H-invariance theory: A complete characterization of minimax optimal fixed-point algorithms
TaeHo Yoon, Ernest K. Ryu, Benjamin Grimmer
TL;DR
This paper provides a complete algebraic characterization of minimax optimal fixed-point algorithms for nonexpansive operators via H-invariants and H-certificates. It proves that the Optimal Halpern Method (OHM) achieves the minimax rate $\|y_{N-1}-T y_{N-1}\|^2 \le \frac{4}{N^2}\|y_0-y_\star\|^2$ and that all exact minimax optimal H-matrix algorithms lie in the intersection of level sets of the invariants $P(N-1,m;H)$ with nonnegative certificates $\lambda_{k,j}^\star(H)$, yielding a complete set of optimal methods. The main contributions include explicit formulas for $\lambda^\star(H)$ in terms of H-entries and $Q$-functions, a proof of OHM’s uniqueness as the only anytime optimal algorithm, and constructive pathways to new optimal algorithms with sparse H-certificates, including self-dual and non-dual examples.

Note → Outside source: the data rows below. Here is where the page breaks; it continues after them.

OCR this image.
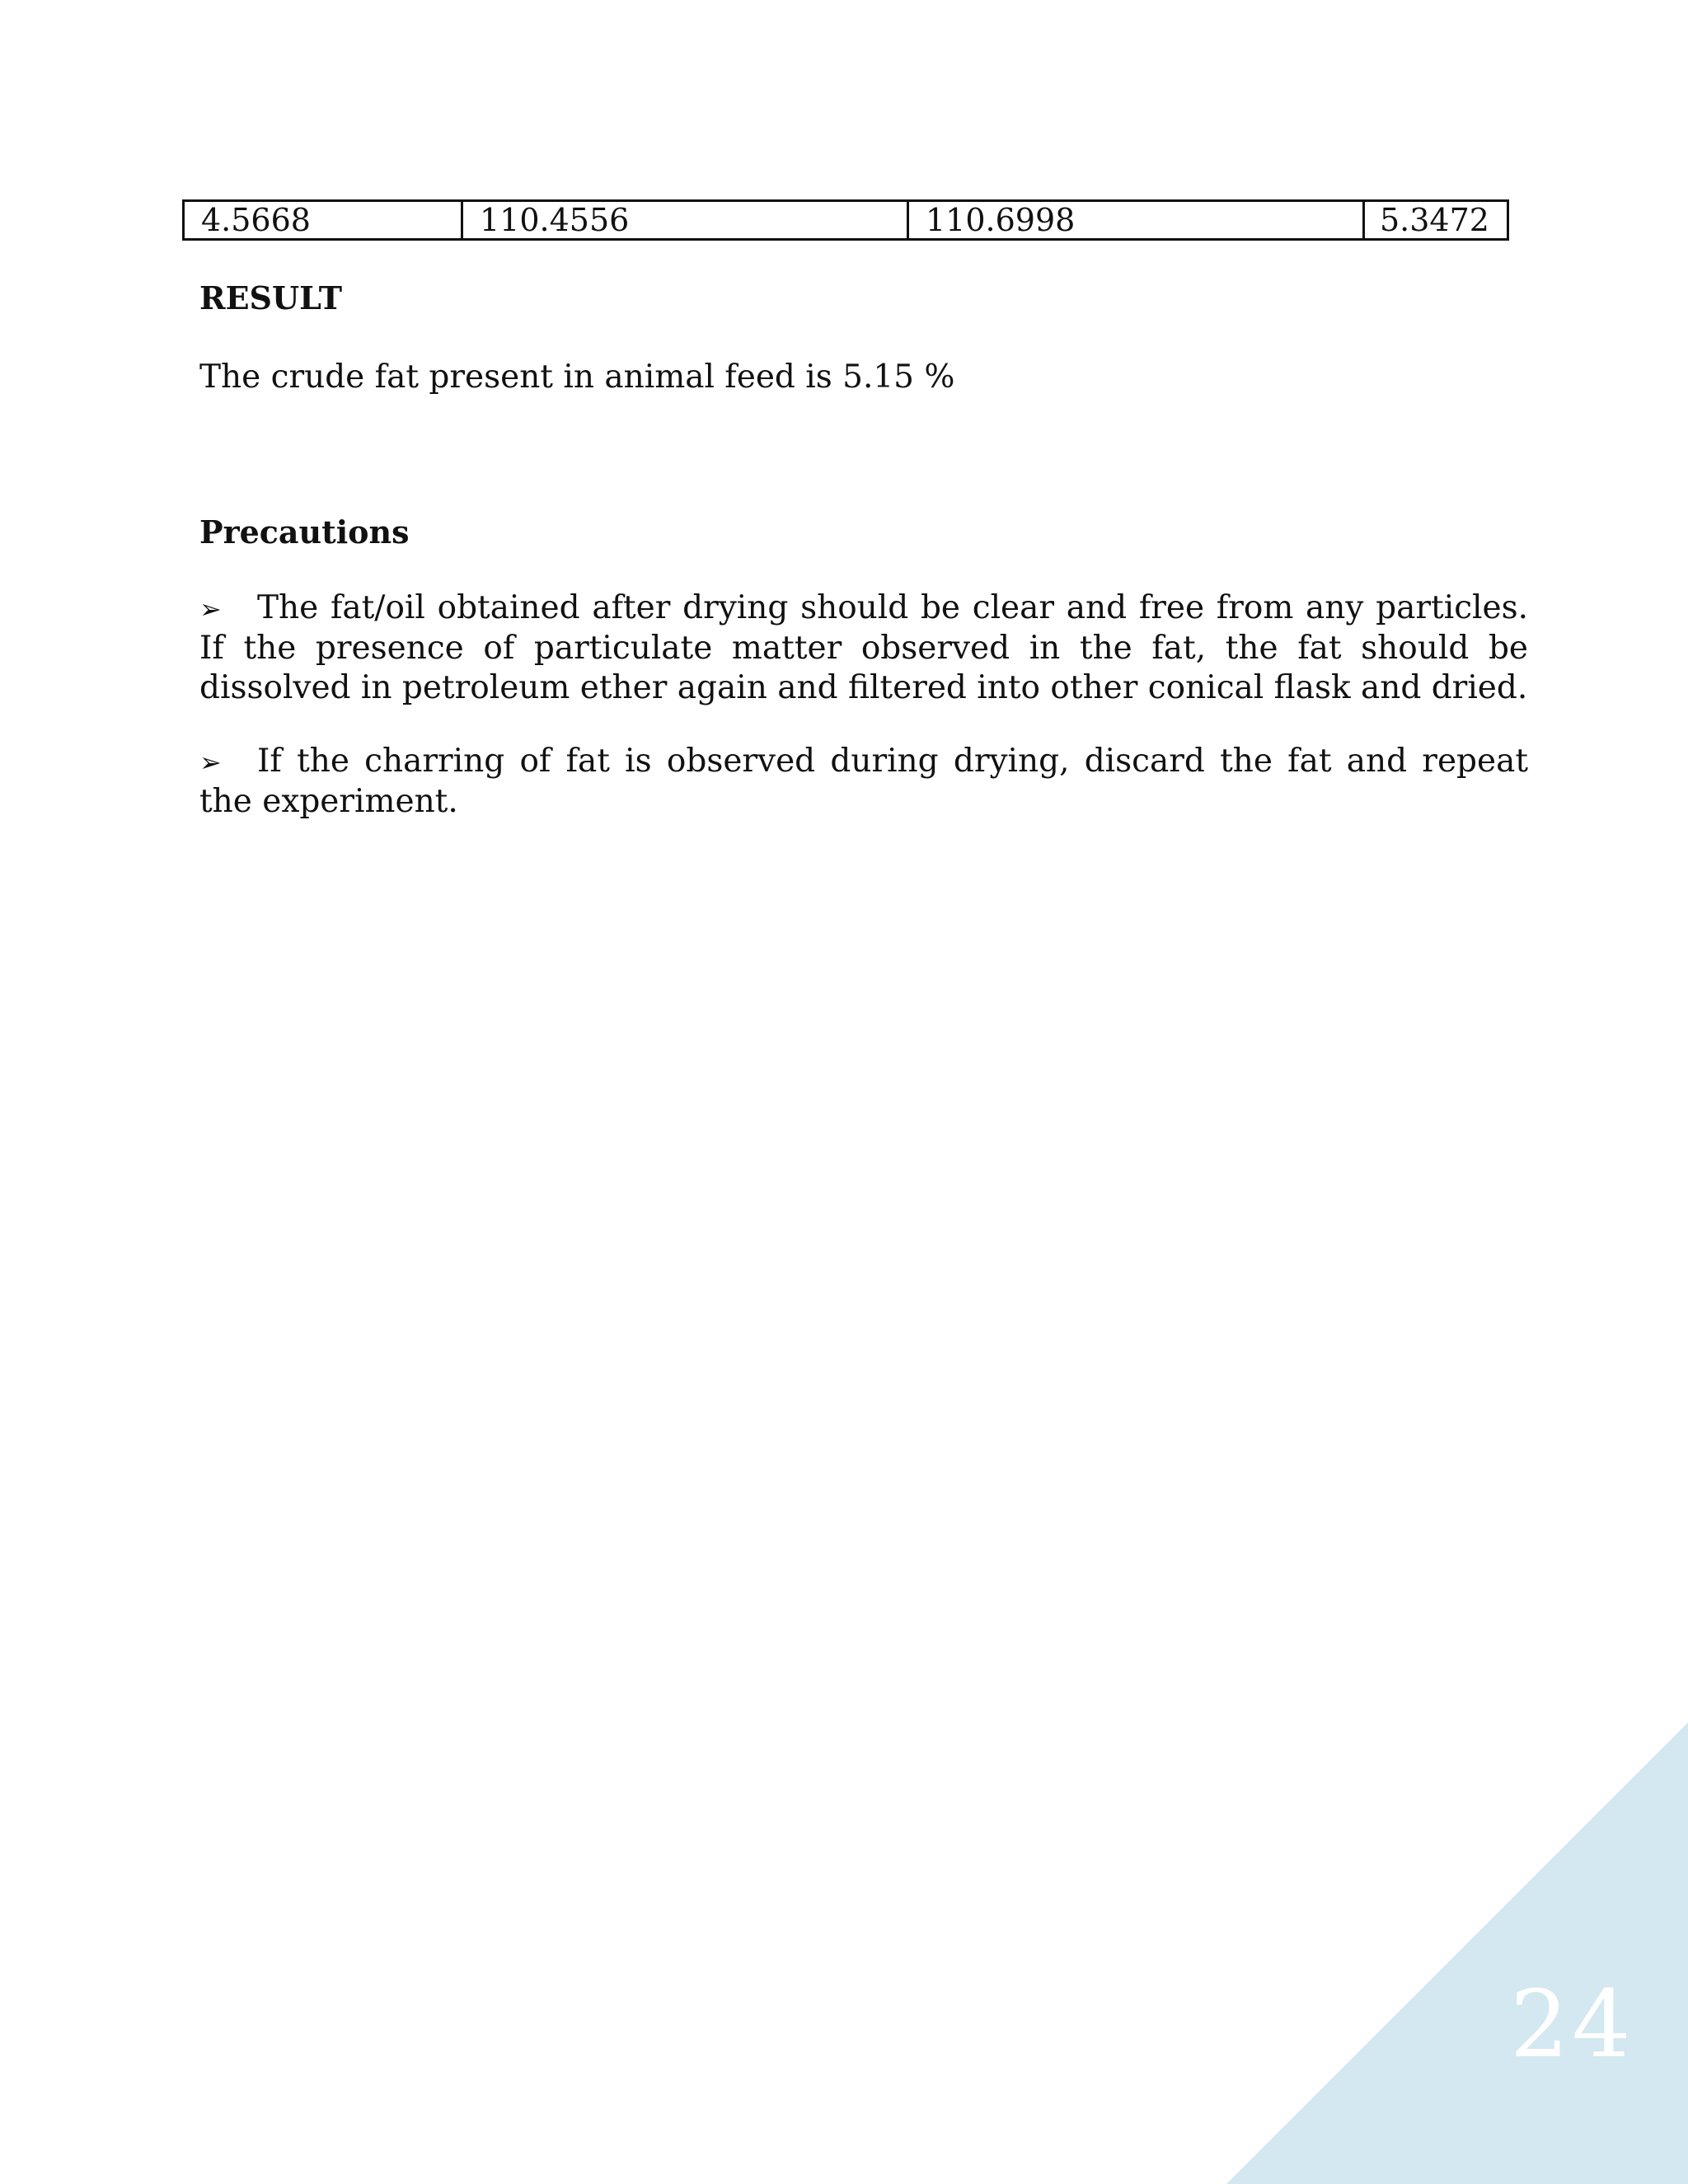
4.5668	110.4556	110.6998	5.3472
RESULT

The crude fat present in animal feed is 5.15 %

Precautions

➢ The fat/oil obtained after drying should be clear and free from any particles. If the presence of particulate matter observed in the fat, the fat should be dissolved in petroleum ether again and filtered into other conical flask and dried.

➢ If the charring of fat is observed during drying, discard the fat and repeat the experiment.

24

The theory extends acceleration concepts in first-order optimization by recasting optimality in terms of invariants and linear-algebraic certificates, and it suggests avenues to generalize to other problem classes such as minimax and nonsmooth optimization.
Abstract
For nonexpansive fixed-point problems, Halpern's method with optimal parameters, its so-called H-dual algorithm, and in fact, an infinite family of algorithms containing them, all exhibit the exactly minimax optimal convergence rates. In this work, we provide a characterization of the complete, exhaustive family of distinct algorithms using predetermined step-sizes, represented as lower triangular H-matrices, which attain the same optimal convergence rate. The characterization is based on polynomials in the entries of the H-matrix that we call H-invariants, whose values stay constant over all optimal H-matrices, together with H-certificates, of which nonnegativity precisely specifies the region of optimality within the common level set of H-invariants. The H-invariance theory we present offers a novel view of optimal acceleration in first-order optimization as a mathematical study of carefully selected invariants, certificates, and structures induced by them.